The Sisters of St. Joseph of Orange are locked in a clash with a union that wants to organize at a chain of hospitals the nuns operate throughout California. Service Employees International Union United Healthcare Workers-West is seeking to unionize more than 8,000 caregivers, as well as cafeteria workers and X-ray technicians, at five St. Joseph Health System hospitals—three in Orange County and two in Northern California. The union has alleged a variety of anti-union tactics, which the nuns have denied.
High gasoline prices and Dallas' revitalized downtown have lured Tenet Healthcare Corp. to downtown Dallas from its current offices in the city's north suburbs. About 500 Tenet employees will make the move by the end of next year. Tenet president and chief executive Trevor Fetter credits the rail system and the appeal of a more urban location for his decision to shift the company's head office.
As the ethnic profile of the United States continues to diversify, some states are trying to assure that healthcare providers are trained in "cultural competency." A 2007 New Mexico law requires higher education institutions with health education programs provide such training. New Jersey and California are among a handful of states with similar measures in place.

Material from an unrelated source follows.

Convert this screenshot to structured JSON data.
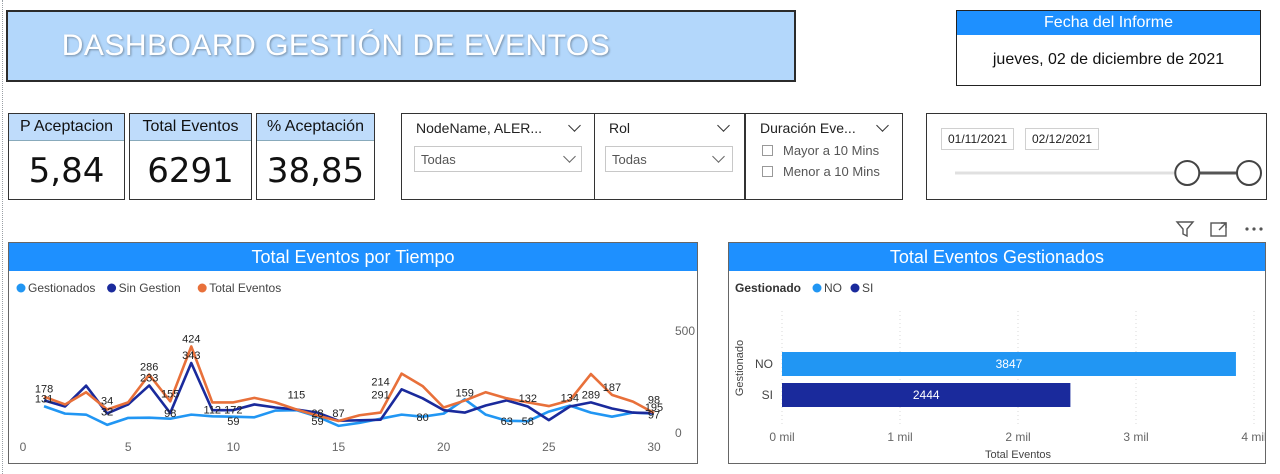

Investigators have uncovered a massive scheme to defraud taxpayer-funded healthcare programs of millions of dollars by recruiting homeless patients for unnecessary medical services in California. The enterprise churned thousands of indigents through hospitals over the last four years and billed Medicare and Medi-Cal for costly and unjustified medical procedures, federal, state, and local investigators said. After raids on three hospitals in Los Angeles and Orange counties, one hospital chief executive faces criminal charges and executives at two other facilities were accused of fraudulent business practices in a related civil lawsuit filed by Los Angeles City Atty. Rocky Delgadillo.
The North Broward (FL) Hospital District's former internal-audit director claims in a lawsuit that he was fired after uncovering questionable payments to its former top executive. David Richstone sued the public-health system now known as Broward Health, alleging his termination two weeks ago was in retaliation for his refusal to end an investigation that found more than two dozen instances of "improper expenditures" to former CEO and President Alan Levine. Broward Health representatives said the system will "vigorously defend itself" against the suit.
Pittsburgh-based Jefferson Regional Medical Center has purchased the Mercy-Healthtrax building in Bethel Park, PA. The facility will become known as the Jefferson Regional Medical Center Health Pavilion, and healthcare tenants already in the building are expected to stay the same. Tenants in the 60,000 square-foot pavilion currently include: Jefferson Regional Medical Center physical therapy, Jefferson Regional Medical Center Diagnostic Services, Healthtrax, South Hills Family Medicine, Greater Pittsburgh OB/GYN, Preferred Primary Care Physicians, Steel Valley Orthopedic Associates and Medical Rehabilitation.